This is an excerpt from an elementary Physics textbook ("Fundamentals of Physics" by Halliday), which describes what happens when a wheel that is "rolling without slippging" doesn't have a constant speed. This part doesn't make sense:
Figure 11-7 shows an example in which a wheel is being made to rotate faster
while rolling to the right along a flat surface, as on a bicycle at the start of a race.
The faster rotation tends to make the bottom of the wheel slide to the left at
point P. A frictional force at P, directed to the right, opposes this tendency to slide.
Why does this frictional force go the same direction as the force that's accelerating the wheel? I've seen some numerical proofs of this on StackExchange, but I couldn't find a conceptual proof for it.
Best Answer
Because it is the force that's accelerating the wheel. There are no other forces pushing forward (to the right). Without static friction the bike would not move forward at all.
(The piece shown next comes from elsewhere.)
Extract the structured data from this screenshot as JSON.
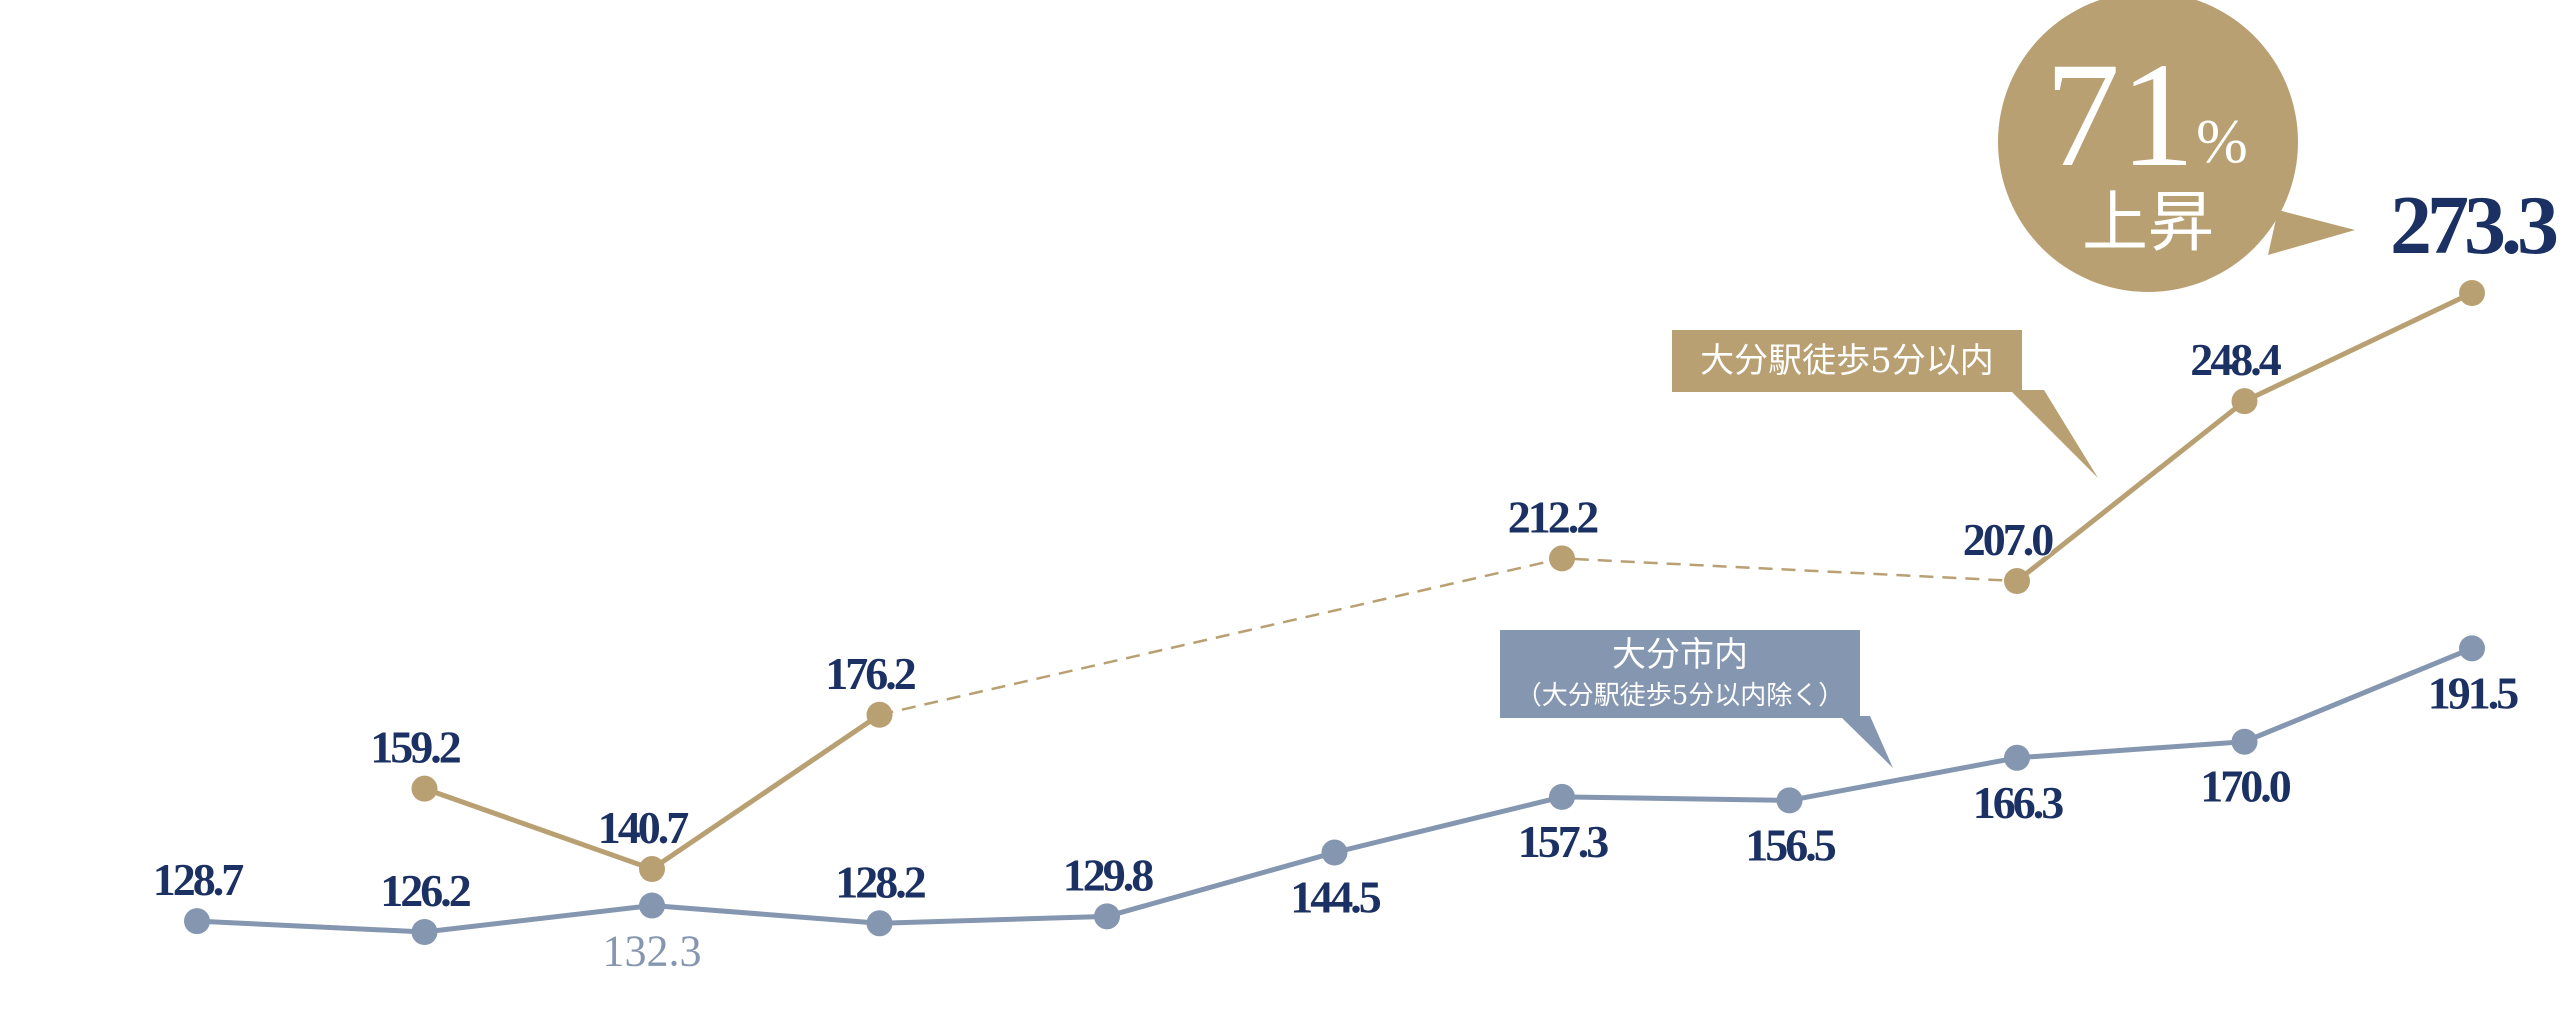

Try to lift the wheel off of the ground - you can spin the pedals all you want, but you won't move forward. Or try cycling on slippery ice with no friction. You won't be able to move anywhere.
So, obviously static friction does push forward - but why?
This is Newton's 3rd law. You apply a force and a responding force (or a reaction force) acts on yourself the opposite way. This is what happens for a rolling wheel at the contact point.
And this is how a bicycle is able to push itself forward by exerting a backwards push in the ground.